Pangemanan tiap kali didatangi hantu Si Pitung, perusuh yang dibinasakannya. Lebih kelam lagi adalah penuturan di bagian awal novel Ayu Utami, Larung.

Di sini kita dapatkan seorang muda yang aneh, yang berencana membunuh neneknya yang tak mati-mati. Larung menghadapi orang lain seperti sebuah mikroskop kasar: orang lain adalah sebuah bangunan anatomis.

Orang lain adalah detail: betis, relung kuping dan cairannya, jembut, vagina, pelbagai bau. Kekerasan tersirat dalam tatapan seperti itu.

Dan pelan-pelan kita tahu, ada kekerasan yang lebih luas dan masa lalu yang lebih kelam dalam hidup Larung.

Ketika ia masih kanak-kanak, ayah Siok Hwa, sahabatnya, dikeroyok sampai mati dalam sebuah kerusuhan anti-Cina, dan Siok Hwa hilang.

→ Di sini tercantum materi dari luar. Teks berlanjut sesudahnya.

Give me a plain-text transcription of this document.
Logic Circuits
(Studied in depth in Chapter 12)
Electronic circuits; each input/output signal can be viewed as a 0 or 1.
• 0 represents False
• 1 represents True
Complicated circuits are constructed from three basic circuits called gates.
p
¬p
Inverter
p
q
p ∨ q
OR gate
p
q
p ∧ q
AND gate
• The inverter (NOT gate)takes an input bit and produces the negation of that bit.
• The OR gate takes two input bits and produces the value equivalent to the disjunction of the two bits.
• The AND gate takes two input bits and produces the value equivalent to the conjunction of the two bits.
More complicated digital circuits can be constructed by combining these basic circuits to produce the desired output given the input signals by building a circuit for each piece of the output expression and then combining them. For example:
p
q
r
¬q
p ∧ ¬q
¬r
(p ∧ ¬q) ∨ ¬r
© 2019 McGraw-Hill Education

Kemudian tahun 1965: ayahnya sendiri, seorang tentara yang dituduh komunis, mati ramai-ramai disiksa.

Orang-orang yang membunuh ayahnya menjebloskan siapa pun yang mereka kira musuh “ke sebuah nganga”.

Trauma adalah koper dalam nganga kegelapan. Sampai ada orang lain.

Pangemanan memangkas kegelapan dengan menuliskan kesaksiannya untuk Madame Le Boucq. Larung tampil sebagai subyek yang beberapa saat jernih ketika mendampingi Saman melawan penindasan baru.

Penindasan, kesewenang-wenangan: Indonesia memang terdiri atas pelbagai trauma. Tapi koper itu tak kosong dan bisa nyaring bunyinya bila diajak bicara.